Na visão dos autores essa perspectiva valoriza não apenas o desenvolvimento das habilidades matemáticas dos estudantes, mas também a conexão desses conhecimentos com suas vivências, assim contribuindo para um processo de ensino e de aprendizagem mais significativo e transformador. Além disso, se torna uma estratégia de conectar o aluno com o conteúdo matemático.

Diante disso, é fundamental demonstrar um embasamento sobre a natureza da matemática, sua relação com as culturas e práticas existentes ao redor do mundo. Ao embasar-se em teorias que defendem a interação entre a matemática e as diferentes manifestações culturais, proporciona-se um meio educacional de bases sólidas que direcione um caminho para um ensino intercultural o qual reconheça e valorize as múltiplas formas de conhecimento matemático presente nas diferentes culturas.

Portanto, esse é o caminho que pretendemos seguir para atingir o nosso objetivo principal, que é apresentar a etnomatemática como uma proposta de ensino com a intencionalidade de correlacionar o conhecimento do cotidiano do Povo Indígena Jiripankó com a matemática secular vista em sala de aula a fim de que os alunos possam atribuir um significado às aulas de matemática.

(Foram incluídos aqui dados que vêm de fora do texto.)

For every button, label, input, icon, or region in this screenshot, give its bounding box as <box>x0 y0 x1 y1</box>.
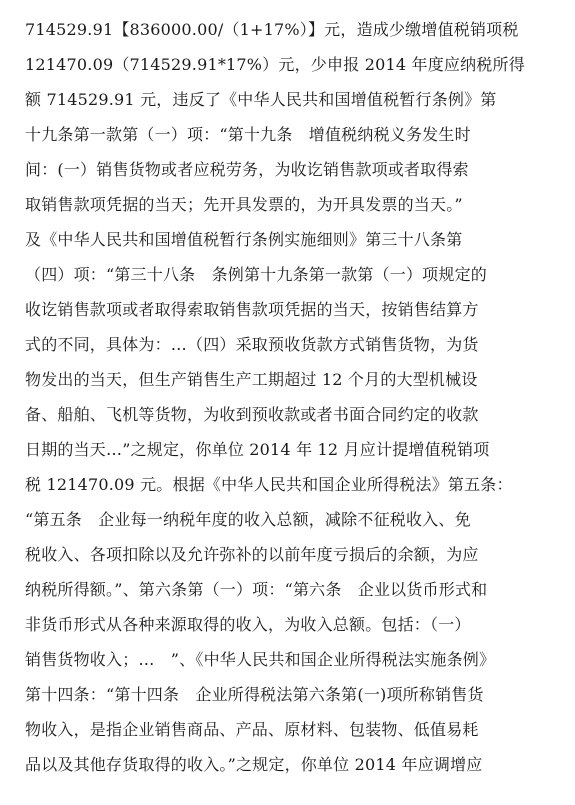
text-line-9: 收讫销售款项或者取得索取销售款项凭据的当天，按销售结算方 <box>25 300 479 319</box>
text-line-8: （四）项：“第三十八条 条例第十九条第一款第（一）项规定的 <box>25 265 487 284</box>
text-line-18: 非货币形式从各种来源取得的收入，为收入总额。包括：（一） <box>25 615 471 634</box>
text-line-2: 121470.09（714529.91*17%）元，少申报 2014 年度应纳税所得 <box>25 55 525 74</box>
text-line-1: 714529.91【836000.00/（1+17%）】元，造成少缴增值税销项税 <box>25 20 519 39</box>
text-line-5: 间：(一）销售货物或者应税劳务，为收讫销售款项或者取得索 <box>25 160 469 179</box>
text-line-19: 销售货物收入；… ”、《中华人民共和国企业所得税法实施条例》 <box>25 650 496 669</box>
text-line-7: 及《中华人民共和国增值税暂行条例实施细则》第三十八条第 <box>25 230 463 249</box>
text-line-13: 日期的当天…”之规定，你单位 2014 年 12 月应计提增值税销项 <box>25 440 490 459</box>
text-line-10: 式的不同，具体为：…（四）采取预收货款方式销售货物，为货 <box>25 335 479 354</box>
text-line-21: 物收入，是指企业销售商品、产品、原材料、包装物、低值易耗 <box>25 720 479 739</box>
text-line-11: 物发出的当天，但生产销售生产工期超过 12 个月的大型机械设 <box>25 370 478 389</box>
text-line-6: 取销售款项凭据的当天；先开具发票的，为开具发票的当天。” <box>25 195 463 214</box>
text-line-15: “第五条 企业每一纳税年度的收入总额，减除不征税收入、免 <box>25 510 471 529</box>
text-line-14: 税 121470.09 元。根据《中华人民共和国企业所得税法》第五条： <box>25 475 513 494</box>
text-line-22: 品以及其他存货取得的收入。”之规定，你单位 2014 年应调增应 <box>25 755 483 774</box>
text-line-12: 备、船舶、飞机等货物，为收到预收款或者书面合同约定的收款 <box>25 405 479 424</box>
text-line-4: 十九条第一款第（一）项：“第十九条 增值税纳税义务发生时 <box>25 125 471 144</box>
text-line-17: 纳税所得额。”、第六条第（一）项：“第六条 企业以货币形式和 <box>25 580 488 599</box>
text-line-3: 额 714529.91 元，违反了《中华人民共和国增值税暂行条例》第 <box>25 90 497 109</box>
text-line-20: 第十四条：“第十四条 企业所得税法第六条第(一)项所称销售货 <box>25 685 484 704</box>
text-line-16: 税收入、各项扣除以及允许弥补的以前年度亏损后的余额，为应 <box>25 545 479 564</box>
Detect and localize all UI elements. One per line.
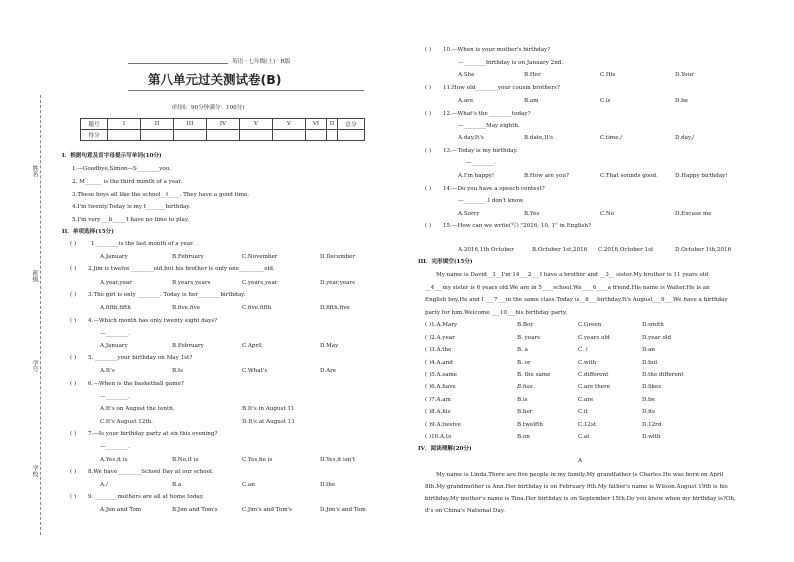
option[interactable]: A./ <box>100 482 108 488</box>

E, é neste ponto que a etnomatemática surge como proposta de ensino, buscando desempenhar um papel fundamental na integração e no reconhecimento dos saberes matemáticos presentes na cultura indígena do povo Jiripankó, considerando algumas estratégias e práticas que podem ser adotadas.

3 – Desafios e Oportunidades: Integrando a Interculturalidade ao Ensino de Matemática em Escolas Indígenas

No contexto das escolas indígenas, o ensino de matemática muitas vezes é visto de forma descontextualizada e longe das suas vivências, o que dificulta o aprendizado e a motivação dos alunos, pois cada vez mais os estudantes estão perdendo o interesse pela disciplina, seja por falta de contextualização, dificuldades de compreensão ou por falta de apoio e incentivo.

Por estes motivos é fundamental adotar metodologias inovadoras e contextualizadas de ensino, destacando a aplicação prática dos conceitos matemáticos no cotidiano e promover o diálogo intercultural nas escolas.

A falta de contextualização no ensino da matemática pode acarretar o desestímulo pela disciplina, ressuscitando os métodos tradicionais que conceituam a matemática como uma ciência que trouxesse todas as coisas prontas, como se fosse um conhecimento pronto e acabado. (Santos, 2016).

Nesse sentido, integrar a interculturalidade ao ensino da matemática em escolas indígenas ainda é um desafio complexo, pois é um processo que enfrenta muitos obstáculos como, a carência de materiais didáticos adequados, a formação de professores insuficiente nessa temática, a necessidade de uma linguagem cultural que facilite a comunicação e o entendimento mútuo. Esses desafios envolvem repensar a forma como a matemática é ensinada, considerando as diferentes formas de praticar a matemática presentes na cultura indígena.

Por outro lado, as oportunidades provenientes da integração da cultura indígena ao ensino da matemática são inúmeras, tornando possível ampliar o repertório dos estudantes e estimular seu interesse pela disciplina.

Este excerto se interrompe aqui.